Il est vrai que les médias insistent très souvent sur la violence et omet de souligner certaines évolutions. En effet, saviez-vous qu’en France, le risque d’être tué par un tiers est trois fois moins important qu’il y a une vingtaine d’années ? Et pourtant…

La construction médiatique tend à dépeindre une époque des plus violentes où la mort peut frapper à chaque coin de rue. En réalité, relativiser est utile puisqu’il s’avère que les personnes décédant suite à des violences sont moins nombreuses qu’auparavant. Alors que les annonces pessimistes ont envahi les discours médiatiques, le constat réel est pourtant moins alarmant !

Mercredi 8 mars 2017, l’émission Hier aujourd’hui demain diffusée sur France 2 avait pour invité le psychologue Jacques Lecomte. À l’aide de chiffres, le professionnel a permis de mieux comprendre la réalité. Entre 1994 et 2013, il y a eu une baisse de 65 % du taux d’homicide, et ce, juste au niveau de la région Île-de-France.

Les médias ont pourtant passé sous silence cette information assez surprenante qui ne colle évidemment pas à l’ambiance présumée dans notre société rapportée un peu partout. Ce n’est pas tout puisque 665 personnes sont décédées par homicide durant l’année 2013 (un chiffre certes en hausse : 932 en 2015), néanmoins ce sont 14 000 morts qui ont été déplorées durant la même année pour une autre raison, une hécatombe que l’on impute au chômage selon l’International Archives of Occupational and Environmental Health.

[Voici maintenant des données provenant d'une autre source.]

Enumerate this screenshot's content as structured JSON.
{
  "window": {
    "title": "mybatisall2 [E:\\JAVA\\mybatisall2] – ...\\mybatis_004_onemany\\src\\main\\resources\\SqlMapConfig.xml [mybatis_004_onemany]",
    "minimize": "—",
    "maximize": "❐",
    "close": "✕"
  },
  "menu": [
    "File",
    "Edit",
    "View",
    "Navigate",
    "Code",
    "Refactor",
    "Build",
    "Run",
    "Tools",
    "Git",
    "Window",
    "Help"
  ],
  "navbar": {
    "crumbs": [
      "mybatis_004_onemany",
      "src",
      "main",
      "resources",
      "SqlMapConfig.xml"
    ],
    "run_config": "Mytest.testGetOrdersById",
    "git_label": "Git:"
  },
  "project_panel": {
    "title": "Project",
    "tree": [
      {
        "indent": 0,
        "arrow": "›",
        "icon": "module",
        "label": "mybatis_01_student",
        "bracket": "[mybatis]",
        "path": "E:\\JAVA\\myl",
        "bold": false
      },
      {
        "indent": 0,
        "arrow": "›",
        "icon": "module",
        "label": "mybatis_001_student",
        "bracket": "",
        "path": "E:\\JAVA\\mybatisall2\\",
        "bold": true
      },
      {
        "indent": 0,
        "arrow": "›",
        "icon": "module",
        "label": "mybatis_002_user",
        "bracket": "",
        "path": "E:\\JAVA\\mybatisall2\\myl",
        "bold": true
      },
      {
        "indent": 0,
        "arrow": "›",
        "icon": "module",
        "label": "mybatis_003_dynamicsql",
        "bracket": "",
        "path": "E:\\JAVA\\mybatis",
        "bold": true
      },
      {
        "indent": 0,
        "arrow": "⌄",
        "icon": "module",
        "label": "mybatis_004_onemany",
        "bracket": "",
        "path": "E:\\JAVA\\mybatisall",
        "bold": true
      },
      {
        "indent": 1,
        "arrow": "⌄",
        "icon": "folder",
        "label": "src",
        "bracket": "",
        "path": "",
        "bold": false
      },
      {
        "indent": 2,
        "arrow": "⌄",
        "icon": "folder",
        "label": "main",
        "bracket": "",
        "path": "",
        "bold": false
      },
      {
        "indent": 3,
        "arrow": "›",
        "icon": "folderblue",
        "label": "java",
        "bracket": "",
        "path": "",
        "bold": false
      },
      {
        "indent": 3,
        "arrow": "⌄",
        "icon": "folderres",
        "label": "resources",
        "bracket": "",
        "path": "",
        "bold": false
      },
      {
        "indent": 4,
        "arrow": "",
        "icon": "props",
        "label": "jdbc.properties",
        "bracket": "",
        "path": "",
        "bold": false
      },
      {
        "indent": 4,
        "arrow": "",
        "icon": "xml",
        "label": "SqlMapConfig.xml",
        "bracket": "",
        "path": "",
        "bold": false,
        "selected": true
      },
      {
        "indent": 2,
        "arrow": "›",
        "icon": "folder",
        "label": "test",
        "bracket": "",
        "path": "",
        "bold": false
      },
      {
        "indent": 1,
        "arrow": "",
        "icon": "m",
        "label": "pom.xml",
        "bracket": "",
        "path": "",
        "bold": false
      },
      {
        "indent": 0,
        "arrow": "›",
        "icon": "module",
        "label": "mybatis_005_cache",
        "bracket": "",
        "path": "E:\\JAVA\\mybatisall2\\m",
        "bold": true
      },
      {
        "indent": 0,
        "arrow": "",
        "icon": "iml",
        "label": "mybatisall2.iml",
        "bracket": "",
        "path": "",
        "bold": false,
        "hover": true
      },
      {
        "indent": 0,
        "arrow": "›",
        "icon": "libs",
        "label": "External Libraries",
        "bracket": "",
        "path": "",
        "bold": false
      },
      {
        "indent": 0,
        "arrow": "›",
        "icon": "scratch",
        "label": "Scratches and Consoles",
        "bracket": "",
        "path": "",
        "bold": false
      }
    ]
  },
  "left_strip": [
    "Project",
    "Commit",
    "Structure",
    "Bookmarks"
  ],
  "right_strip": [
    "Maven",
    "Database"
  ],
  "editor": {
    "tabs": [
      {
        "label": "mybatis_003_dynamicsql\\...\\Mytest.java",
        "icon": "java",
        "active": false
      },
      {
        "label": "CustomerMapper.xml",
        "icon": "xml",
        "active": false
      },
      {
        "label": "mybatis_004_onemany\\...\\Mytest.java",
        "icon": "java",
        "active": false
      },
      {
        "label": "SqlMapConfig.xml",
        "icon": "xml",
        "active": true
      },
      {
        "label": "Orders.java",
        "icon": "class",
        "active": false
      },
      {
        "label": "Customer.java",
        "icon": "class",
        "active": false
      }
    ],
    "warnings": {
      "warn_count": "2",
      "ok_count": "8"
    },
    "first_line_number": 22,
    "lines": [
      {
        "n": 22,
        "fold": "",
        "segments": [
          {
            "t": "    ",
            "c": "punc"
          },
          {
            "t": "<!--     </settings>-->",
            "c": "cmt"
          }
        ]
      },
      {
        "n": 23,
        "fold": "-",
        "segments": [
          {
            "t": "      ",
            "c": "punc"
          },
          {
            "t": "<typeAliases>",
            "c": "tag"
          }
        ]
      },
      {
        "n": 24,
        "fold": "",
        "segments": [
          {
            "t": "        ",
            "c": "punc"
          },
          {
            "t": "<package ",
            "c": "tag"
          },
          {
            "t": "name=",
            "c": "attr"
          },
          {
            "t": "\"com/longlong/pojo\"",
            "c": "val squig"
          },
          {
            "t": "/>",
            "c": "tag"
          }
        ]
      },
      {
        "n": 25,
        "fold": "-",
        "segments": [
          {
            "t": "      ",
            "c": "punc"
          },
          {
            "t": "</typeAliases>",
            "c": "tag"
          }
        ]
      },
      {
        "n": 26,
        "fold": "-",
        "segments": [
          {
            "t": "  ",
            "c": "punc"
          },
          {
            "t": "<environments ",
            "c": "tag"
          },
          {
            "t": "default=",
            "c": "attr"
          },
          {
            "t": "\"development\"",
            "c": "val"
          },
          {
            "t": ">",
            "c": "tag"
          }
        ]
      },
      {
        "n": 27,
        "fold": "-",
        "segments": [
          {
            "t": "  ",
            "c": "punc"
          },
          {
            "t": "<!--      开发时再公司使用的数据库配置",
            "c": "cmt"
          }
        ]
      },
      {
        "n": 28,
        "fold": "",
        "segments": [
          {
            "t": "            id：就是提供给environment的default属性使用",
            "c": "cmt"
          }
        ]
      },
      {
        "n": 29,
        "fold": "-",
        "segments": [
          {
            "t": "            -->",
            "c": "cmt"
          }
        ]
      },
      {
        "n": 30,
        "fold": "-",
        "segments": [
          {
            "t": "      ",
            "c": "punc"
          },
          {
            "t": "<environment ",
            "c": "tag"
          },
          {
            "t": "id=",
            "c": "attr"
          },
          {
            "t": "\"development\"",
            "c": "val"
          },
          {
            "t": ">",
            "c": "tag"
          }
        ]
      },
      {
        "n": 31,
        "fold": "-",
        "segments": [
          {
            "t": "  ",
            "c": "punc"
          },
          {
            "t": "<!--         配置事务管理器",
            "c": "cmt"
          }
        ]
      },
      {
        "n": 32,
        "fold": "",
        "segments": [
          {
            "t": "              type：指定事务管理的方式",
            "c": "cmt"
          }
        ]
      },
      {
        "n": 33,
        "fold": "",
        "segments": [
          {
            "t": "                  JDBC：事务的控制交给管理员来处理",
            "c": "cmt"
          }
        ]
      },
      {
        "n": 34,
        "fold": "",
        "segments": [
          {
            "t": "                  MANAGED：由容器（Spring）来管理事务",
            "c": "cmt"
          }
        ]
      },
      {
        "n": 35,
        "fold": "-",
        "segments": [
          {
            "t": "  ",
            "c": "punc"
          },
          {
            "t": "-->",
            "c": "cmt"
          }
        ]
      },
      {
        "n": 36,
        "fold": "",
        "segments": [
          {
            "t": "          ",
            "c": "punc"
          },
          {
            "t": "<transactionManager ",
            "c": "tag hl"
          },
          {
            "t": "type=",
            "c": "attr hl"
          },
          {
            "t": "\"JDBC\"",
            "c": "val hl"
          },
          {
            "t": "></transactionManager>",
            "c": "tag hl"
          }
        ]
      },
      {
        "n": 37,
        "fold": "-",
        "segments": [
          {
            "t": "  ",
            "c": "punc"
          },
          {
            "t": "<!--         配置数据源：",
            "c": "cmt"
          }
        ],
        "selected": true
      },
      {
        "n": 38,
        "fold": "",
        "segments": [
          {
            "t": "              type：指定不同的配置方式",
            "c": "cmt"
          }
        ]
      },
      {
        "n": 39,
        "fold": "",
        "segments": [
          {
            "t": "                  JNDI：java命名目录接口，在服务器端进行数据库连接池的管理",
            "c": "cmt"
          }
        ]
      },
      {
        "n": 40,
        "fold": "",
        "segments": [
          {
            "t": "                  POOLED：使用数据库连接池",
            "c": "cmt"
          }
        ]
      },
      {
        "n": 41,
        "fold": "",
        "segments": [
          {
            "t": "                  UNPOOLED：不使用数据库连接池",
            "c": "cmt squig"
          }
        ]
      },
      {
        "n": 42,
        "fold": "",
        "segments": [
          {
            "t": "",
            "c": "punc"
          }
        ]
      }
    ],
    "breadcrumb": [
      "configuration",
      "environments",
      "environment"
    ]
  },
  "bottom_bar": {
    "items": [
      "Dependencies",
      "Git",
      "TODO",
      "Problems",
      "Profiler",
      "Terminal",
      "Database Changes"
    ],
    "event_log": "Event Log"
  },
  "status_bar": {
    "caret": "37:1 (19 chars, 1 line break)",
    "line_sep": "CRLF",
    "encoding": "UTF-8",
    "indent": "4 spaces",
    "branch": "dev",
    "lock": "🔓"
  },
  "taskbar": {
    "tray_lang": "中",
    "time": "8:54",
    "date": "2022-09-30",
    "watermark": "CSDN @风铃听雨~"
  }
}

Nous pouvons supposer que les médias font un meilleur audimat en insistant sur les faits de violence impliquant par exemple des armes à feu et à peu près tout événement ayant une connotation macabre. Ceci explique donc pourquoi la réalité serait floutée de cette façon. Pour ceux que cela intéresse, il est d’ailleurs possible de contrôler en temps réel ne nombre de meurtres en France par le biais du site ConsoGlobe. Le jour de la rédaction de cet article, 186 personnes étaient mortes suite à des violences depuis le 1er janvier 2017.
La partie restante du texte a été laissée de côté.